Sachsen: Auch hier haben die Energiesicherheit (64 Prozent), ein gutes Bildungssystem (63 Prozent), die Reduzierung der Preissteigerungen (51 Prozent), der Kampf gegen die Kriminalität (48 Prozent) und ein Zuzugstop für Ausländer (45 Prozent) eine höhere Priorität als der Klimawandel (18 Prozent). 

Brandenburg: Die Themen, die von der Politik angegangen werden sollten, sind auch hier weitgehend ähnlich zu den beiden anderen Ländern. Am wichtigsten sind hier die Energieversorgung und das Bildungssystem (jeweils 62 Prozent), gefolgt von der Bekämpfung von Kriminalität und Eindämmung der Preissteigerungen (jeweils 48 Prozent) und einem Zuzugstop für Ausländer (43 Prozent). Auch hier bildet der Klimawandel (19 Prozent) das Schlusslicht.

Bei AfD-Stammwählern in den drei Ländern spielt der Klimawandel praktisch keine Rolle: maximal ein Prozent (!) hält ihn für das wichtigste Problem. Wohingegen ein Zuzugstop für Ausländer und eine sichere wie bezahlbare Energieversorgung mit Werten von jeweils über 90 Prozent die Prioritätenliste anführen. 

5: Die AfD mobilisiert Nichtwähler – aus Sorge vor ihrer möglichen Macht 

Die AfD könnte ausgemachte Nichtwähler mobilisieren – um die Rechtspopulisten zu verhindern. Auch das geht es der Forsa-Untersuchung hervor.
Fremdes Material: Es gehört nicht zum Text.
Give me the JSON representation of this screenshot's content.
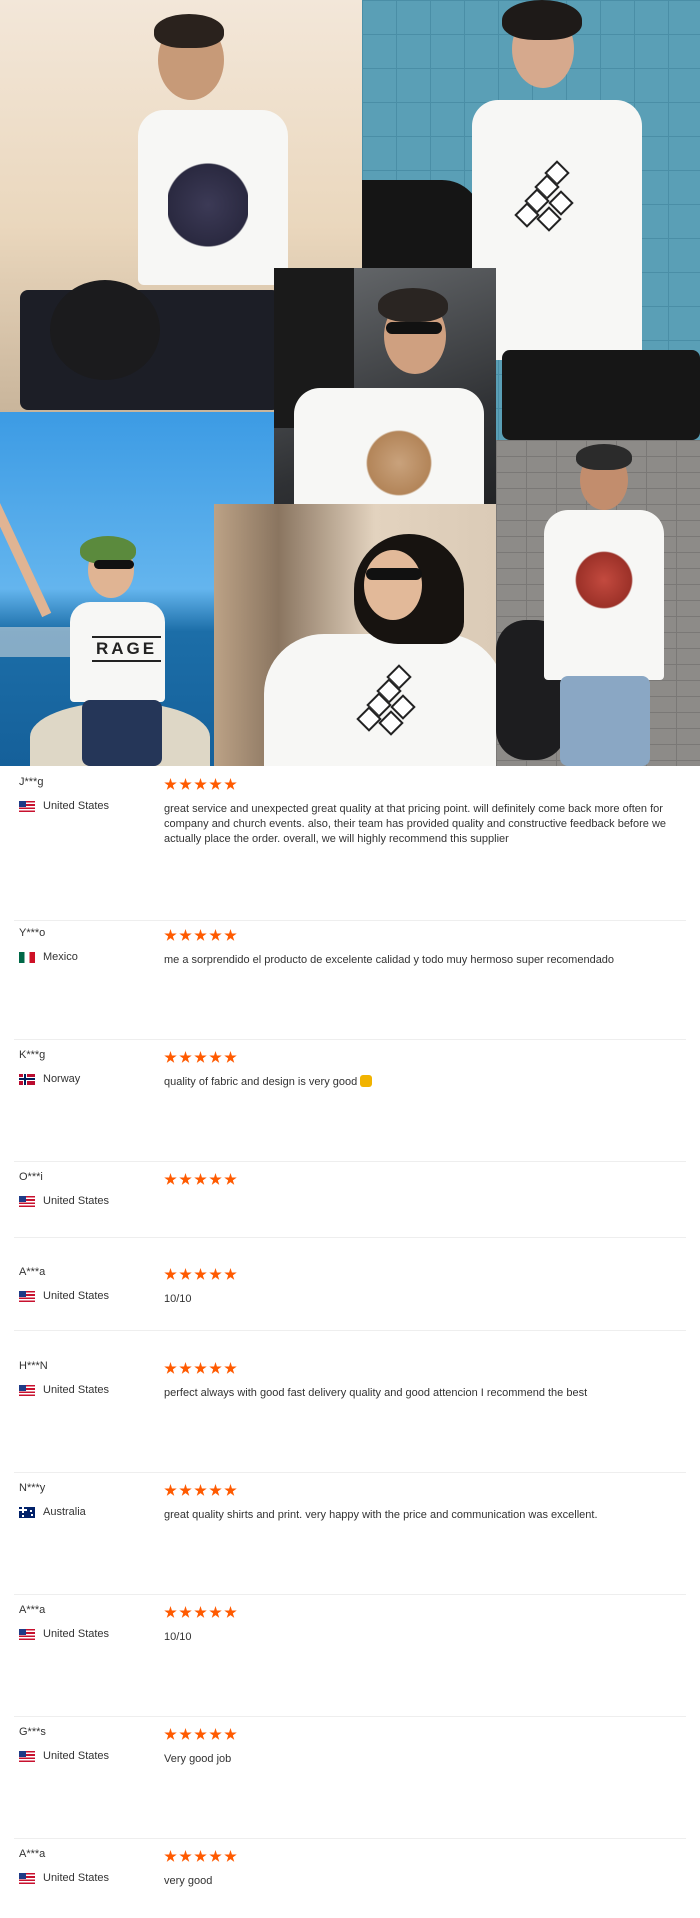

Sollte sich kurz vor der Wahl abzeichnen, dass die AfD bei den Landtagswahlen die mit Abstand stärkste Kraft werden oder sogar die absolute Mehrheit der Sitze im Landtag erhalten könnte, würde die Hälfte der Wahlberechtigten, die heute nicht an der Wahl teilnehmen wollen, überlegen, doch noch zur Wahl zu gehen. Und eine der anderen Parteien (vor allem die CDU, die SPD und in Thüringen Die Linke) wählen. 

Angst vor einer starken AfD? Auch das klopften die Meinungsforscher ab. Das erfragte Szenario: Wenn sich abzeichnet, dass die AfD bei der Landtagswahl die mit Abstand stärkste Partei wird oder sogar die absolute Mehrheit der Sitze im Landtag erhält, dann…

…fänden das in Thüringen 29 Prozent gut, 52 Prozent würde das Angst machen, 11 Prozent wäre das egal.

…fänden das in Sachsen 29 Prozent gut, 50 Prozent würde das Angst machen, 13 Prozent wäre das egal.

…fänden das in Brandenburg 24 Prozent gut, 56 Prozent würde das Angst machen, 13 Prozent wäre das egal.

Zur Datengrundlage und Methodik

Für die Umfrage im Auftrag von RTL Deutschland – der stern ist Teil des Medienunternehmens – hat sich das Meinungsforschungsinstitut Forsa in den drei ostdeutschen Ländern, in denen im Herbst Landtagswahlen stattfinden, mehreren Fragen in Bezug auf die AfD und ihre Anhänger angenommen. Im Rahmen dieser Untersuchung wurden von 7. bis 10. Januar 2024 in Brandenburg 1007, in Sachsen 1507 und in Thüringen 1253 aus dem bevölkerungsrepräsentativen Forsa-omninet-Panel ausgewählte Wahlberechtigte befragt. Die Ergebnisse können lediglich mit den bei allen Stichprobenerhebungen möglichen Fehlertoleranzen (bei diesen drei Untersuchungen +/- 2,8 bis 3 Prozentpunkte) auf die Gesamtheit der Wahlberechtigten in den drei Ländern übertragen werden.